Está raivoso, raivoso. Serve-se de tudo. Serve-se dos homens para a minha
Causa destruir. Nunca, nunca seus infernais intentos se satisfazem.
Sofre tudo, minha filha, sofre toda a tua indizível dor e tormento.
Repara-Me, repara-Me por todos os sacrilégios e por todas as confissões
nulas.
— Jesus,
eu amo-Vos: sou a vossa vítima! S (19-3-54)
TENTAÇÕES CONTRA A FÉ
Pareceu-me que
desceu uma nuvem sobre mim, negra, negra, assustadora. Envolveu-me toda
nela.
Tudo é noite, da
Terra ao Céu.
Debaixo de mim,
está cruz e espinhos; à minha volta cercam-me cruzes e espinhos; sobre mim,
cruzes e espinhos. Tudo é noite, tudo são cruzes, tudo são espinhos, dor e
sangue: morte no mundo e morte na eternidade. S (29-3-45)
Sinto-me como
que só eu e a dor vivêssemos no mundo.

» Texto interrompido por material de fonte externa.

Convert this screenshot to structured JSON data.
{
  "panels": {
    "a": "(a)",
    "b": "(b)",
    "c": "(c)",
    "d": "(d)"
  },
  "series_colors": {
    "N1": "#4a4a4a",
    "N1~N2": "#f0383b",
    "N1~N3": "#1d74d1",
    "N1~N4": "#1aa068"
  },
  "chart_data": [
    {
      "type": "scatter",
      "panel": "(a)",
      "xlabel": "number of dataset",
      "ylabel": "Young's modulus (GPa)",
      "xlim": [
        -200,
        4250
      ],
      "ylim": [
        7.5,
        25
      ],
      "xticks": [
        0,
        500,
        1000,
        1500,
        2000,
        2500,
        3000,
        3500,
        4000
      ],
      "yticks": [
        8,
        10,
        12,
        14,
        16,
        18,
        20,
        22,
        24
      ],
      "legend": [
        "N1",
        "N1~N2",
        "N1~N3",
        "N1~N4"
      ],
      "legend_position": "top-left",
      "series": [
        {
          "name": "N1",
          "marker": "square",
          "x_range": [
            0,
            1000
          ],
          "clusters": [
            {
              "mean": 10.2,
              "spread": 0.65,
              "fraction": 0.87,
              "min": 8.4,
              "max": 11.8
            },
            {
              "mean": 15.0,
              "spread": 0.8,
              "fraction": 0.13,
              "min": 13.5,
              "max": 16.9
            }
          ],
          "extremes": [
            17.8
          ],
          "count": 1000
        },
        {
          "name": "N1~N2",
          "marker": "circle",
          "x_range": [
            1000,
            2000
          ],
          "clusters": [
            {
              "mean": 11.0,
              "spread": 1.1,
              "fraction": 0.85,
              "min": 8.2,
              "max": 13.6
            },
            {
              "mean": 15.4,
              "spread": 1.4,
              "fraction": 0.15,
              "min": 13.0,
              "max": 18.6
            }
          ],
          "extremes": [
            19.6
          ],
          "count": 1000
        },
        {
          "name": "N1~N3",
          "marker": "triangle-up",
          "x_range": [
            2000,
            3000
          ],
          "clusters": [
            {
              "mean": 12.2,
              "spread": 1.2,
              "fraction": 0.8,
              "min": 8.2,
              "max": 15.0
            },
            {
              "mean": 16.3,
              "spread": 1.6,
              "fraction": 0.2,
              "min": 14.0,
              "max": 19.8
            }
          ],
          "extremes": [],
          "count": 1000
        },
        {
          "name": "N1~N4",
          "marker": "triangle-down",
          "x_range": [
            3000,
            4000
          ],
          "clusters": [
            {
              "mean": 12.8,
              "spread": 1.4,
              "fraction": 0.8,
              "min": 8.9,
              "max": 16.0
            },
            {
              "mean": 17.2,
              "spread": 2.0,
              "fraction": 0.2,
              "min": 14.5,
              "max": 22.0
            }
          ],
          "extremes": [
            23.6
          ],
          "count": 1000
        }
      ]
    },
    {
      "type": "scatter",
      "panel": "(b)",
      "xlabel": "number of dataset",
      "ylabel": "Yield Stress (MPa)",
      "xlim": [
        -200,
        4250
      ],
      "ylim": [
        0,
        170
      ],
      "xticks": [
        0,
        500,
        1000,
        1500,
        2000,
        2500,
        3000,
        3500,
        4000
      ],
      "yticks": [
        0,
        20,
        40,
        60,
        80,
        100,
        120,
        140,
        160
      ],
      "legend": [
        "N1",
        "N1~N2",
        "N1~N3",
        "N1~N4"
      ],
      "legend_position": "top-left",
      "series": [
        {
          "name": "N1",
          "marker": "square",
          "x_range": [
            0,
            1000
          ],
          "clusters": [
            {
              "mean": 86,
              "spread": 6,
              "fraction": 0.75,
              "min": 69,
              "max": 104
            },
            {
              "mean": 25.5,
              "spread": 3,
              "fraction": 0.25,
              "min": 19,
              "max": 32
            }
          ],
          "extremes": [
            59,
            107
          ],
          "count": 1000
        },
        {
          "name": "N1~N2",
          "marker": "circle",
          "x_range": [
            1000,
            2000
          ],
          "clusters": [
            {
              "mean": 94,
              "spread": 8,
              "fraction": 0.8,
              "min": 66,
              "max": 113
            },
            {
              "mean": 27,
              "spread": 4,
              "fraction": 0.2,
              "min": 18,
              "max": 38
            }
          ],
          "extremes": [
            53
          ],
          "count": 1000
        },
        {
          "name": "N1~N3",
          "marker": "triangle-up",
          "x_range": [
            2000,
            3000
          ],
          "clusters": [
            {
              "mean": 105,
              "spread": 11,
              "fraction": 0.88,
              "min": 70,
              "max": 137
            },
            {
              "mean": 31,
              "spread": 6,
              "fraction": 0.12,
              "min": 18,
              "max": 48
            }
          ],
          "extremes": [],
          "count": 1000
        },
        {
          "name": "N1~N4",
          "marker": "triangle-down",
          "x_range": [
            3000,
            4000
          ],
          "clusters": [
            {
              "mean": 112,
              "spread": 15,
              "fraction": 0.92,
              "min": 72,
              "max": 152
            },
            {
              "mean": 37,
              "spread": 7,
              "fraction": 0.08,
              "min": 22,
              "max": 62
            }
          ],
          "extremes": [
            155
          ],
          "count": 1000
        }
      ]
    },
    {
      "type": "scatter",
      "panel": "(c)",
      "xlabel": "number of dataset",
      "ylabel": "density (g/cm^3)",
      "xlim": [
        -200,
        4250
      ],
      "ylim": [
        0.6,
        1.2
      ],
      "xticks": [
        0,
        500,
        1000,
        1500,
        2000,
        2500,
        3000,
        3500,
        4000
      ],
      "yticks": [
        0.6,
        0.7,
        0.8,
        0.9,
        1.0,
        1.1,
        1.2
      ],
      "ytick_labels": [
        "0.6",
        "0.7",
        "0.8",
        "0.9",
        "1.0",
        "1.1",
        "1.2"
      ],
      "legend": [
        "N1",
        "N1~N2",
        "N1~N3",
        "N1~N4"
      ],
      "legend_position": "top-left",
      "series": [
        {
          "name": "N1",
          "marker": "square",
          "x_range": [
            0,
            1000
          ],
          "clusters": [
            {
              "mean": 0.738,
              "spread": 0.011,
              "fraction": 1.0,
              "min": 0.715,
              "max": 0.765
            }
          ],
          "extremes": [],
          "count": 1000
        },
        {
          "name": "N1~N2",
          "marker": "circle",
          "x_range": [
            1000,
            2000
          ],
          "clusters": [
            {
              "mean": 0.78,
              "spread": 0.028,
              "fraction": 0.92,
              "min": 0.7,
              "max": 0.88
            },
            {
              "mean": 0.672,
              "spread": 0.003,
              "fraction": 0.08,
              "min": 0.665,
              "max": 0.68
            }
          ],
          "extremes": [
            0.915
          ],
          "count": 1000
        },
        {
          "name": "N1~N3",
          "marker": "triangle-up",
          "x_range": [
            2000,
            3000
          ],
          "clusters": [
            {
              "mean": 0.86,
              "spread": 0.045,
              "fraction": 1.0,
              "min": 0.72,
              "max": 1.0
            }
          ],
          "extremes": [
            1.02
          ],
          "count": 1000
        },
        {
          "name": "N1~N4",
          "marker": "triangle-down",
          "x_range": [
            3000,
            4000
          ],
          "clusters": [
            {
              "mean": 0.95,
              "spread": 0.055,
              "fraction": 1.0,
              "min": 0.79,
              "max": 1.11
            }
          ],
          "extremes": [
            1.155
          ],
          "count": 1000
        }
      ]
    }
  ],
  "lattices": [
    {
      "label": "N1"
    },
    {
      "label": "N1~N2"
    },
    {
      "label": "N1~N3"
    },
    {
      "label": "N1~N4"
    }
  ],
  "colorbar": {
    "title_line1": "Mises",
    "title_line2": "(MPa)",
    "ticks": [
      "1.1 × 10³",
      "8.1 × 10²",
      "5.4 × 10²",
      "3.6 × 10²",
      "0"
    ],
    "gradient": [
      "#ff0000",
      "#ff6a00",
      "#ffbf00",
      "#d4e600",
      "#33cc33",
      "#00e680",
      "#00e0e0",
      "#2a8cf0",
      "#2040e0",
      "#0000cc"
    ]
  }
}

Sinto fugirem-me todos; senti
fugir-me Jesus.
Tenho por
companhia a dor, por habitação as trevas. Tudo o que nasceu a elas vem
morrer. Horrível cegueira, trevas assustadoras! S (3-5-46)
Eu creio, eu
creio que sois o meu Jesus, creio mesmo em trevas e em dor: não permitais
que eu duvide! Não quero desagradar-Vos. S (22-7-49)
Quantas dores,
quantos suspiros escondidos e abafados!
Estou sob o
mundo e é este mesmo mundo que abafa os meus suspiros e esconde as minhas
dores.
Nenhum brado dos
meus chega ao Céu: não se escuta lá nenhum gemido, não se vê uma só lágrima.
Que abandono,
meu Jesus, que abandono! S (27-7-51)
Parece-me que
tenho tentações e desesperos contra mim mesma. Minto a todos e minto a mim.
Tenho tentações
contra a fé: parece que me quero convencer que depois deste exílio tudo
acaba, que nada adianta o sofrer.
Sinto sobre mim a raiva do
demónio: está furioso contra mim. Parece que tenho fortes grades de ferro a
separar-me dele (de facto Jesus não permite que a toque, desde o fim de 37).
Mas a minha alma vê e sente que a sua forte dentadura morde nesses ferros
como se fosse em mim. Crava-me os seus olhares desesperadores e raivosos.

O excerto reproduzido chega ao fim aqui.